Thursday, 8 November 2012

A sad indictment

English: The NASA insignia. Español: Insignia ...
I recently came across the 2012 report from the Office of the Inspector General into NASA's Lessons Learned system. It appears that many of the recommendations are  similar to that from the NASA Lessons Learned GAO report in 2002, and others such as the 2003 Columbia Accident Investigation Board report. As a result, the conclusion of this latest report is pretty damning.

As I learned some years ago madness is doing the same thing over and over and expecting different resultsHere are a few thoughts about what NASA might do differently:


  • As well as fixing the 'supply' side and codification of information; what about really stimulating the 'demand' side of the learning loop? This barely gets a mention. KIN Associate Nick Milton has advocated this for ages
  • Things are not helped by the report conflating information management and knowledge management, when the two require quite different approaches and processes. The recommendations should use this differentiation and resources be applied appropriately.
  • There is a fascinating tension between the need for accountability / due-diligence and the informality that effective knowledge sharing often needs to foster trust.
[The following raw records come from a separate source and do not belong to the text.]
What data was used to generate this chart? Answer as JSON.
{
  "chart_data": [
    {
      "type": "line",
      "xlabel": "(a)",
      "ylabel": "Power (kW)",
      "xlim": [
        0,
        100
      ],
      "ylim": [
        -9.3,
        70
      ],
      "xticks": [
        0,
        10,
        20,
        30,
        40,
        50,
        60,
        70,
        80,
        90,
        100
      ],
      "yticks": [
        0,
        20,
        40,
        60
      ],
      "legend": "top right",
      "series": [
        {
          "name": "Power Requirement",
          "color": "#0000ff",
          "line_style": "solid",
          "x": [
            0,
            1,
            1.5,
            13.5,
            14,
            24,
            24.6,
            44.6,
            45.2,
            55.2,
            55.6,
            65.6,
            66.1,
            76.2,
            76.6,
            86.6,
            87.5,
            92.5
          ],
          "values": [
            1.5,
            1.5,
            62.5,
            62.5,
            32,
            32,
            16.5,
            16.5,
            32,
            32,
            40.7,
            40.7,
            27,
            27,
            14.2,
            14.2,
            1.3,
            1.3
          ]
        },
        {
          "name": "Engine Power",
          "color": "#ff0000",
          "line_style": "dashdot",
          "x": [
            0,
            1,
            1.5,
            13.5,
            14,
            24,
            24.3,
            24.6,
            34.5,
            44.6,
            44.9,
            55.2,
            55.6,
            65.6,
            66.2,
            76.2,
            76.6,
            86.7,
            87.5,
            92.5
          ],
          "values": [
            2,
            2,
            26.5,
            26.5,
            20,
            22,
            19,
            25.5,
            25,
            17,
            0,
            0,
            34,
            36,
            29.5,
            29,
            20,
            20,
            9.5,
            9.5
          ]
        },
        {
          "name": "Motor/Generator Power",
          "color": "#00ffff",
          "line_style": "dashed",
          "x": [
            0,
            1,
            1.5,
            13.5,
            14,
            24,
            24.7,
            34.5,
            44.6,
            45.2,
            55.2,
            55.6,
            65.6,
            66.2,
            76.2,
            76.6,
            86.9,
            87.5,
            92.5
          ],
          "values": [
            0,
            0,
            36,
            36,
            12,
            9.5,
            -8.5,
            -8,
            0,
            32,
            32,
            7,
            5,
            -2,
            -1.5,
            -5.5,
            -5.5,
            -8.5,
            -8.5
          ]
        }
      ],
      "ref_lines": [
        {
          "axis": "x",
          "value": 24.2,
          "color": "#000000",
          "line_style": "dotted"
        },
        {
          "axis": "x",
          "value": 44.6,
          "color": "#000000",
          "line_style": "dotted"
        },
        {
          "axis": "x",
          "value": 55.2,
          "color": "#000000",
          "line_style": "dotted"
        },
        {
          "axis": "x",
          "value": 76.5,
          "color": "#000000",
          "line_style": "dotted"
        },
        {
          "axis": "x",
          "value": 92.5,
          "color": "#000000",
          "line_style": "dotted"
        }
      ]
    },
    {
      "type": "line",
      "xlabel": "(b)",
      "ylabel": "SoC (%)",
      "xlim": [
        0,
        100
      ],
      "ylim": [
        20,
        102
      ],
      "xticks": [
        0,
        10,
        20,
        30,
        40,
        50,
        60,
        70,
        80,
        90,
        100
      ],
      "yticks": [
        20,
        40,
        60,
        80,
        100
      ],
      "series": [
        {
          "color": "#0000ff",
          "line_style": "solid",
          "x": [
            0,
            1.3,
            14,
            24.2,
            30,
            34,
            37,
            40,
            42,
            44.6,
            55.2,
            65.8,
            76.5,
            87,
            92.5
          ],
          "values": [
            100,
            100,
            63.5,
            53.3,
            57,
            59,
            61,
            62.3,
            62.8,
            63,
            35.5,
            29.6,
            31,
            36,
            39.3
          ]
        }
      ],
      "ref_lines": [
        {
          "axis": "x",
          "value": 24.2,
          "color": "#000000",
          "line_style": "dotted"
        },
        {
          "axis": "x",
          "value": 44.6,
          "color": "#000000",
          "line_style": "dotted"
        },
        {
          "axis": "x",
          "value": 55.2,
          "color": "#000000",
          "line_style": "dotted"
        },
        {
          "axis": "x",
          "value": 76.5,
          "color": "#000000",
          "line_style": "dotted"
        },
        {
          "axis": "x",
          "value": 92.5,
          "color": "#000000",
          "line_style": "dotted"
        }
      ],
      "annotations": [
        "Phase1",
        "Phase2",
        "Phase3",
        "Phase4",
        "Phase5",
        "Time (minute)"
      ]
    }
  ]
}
The legal ramifications of high profile and expensive disasters (Challenger, Deepwater Horizon, Buncefield) have done us no favours in this regard. The answer: Communities of Practice remain the most effective vehicles for the stewardship and accessibility of 'latent' knowledge and know-how. Large organisations such as NASA do recognise this but rarely do they see the same level of investment or monitoring as Lessons Learned Systems.
Let's hope we do not see yet another NASA 'Lessons Learned System' failure report in 2013.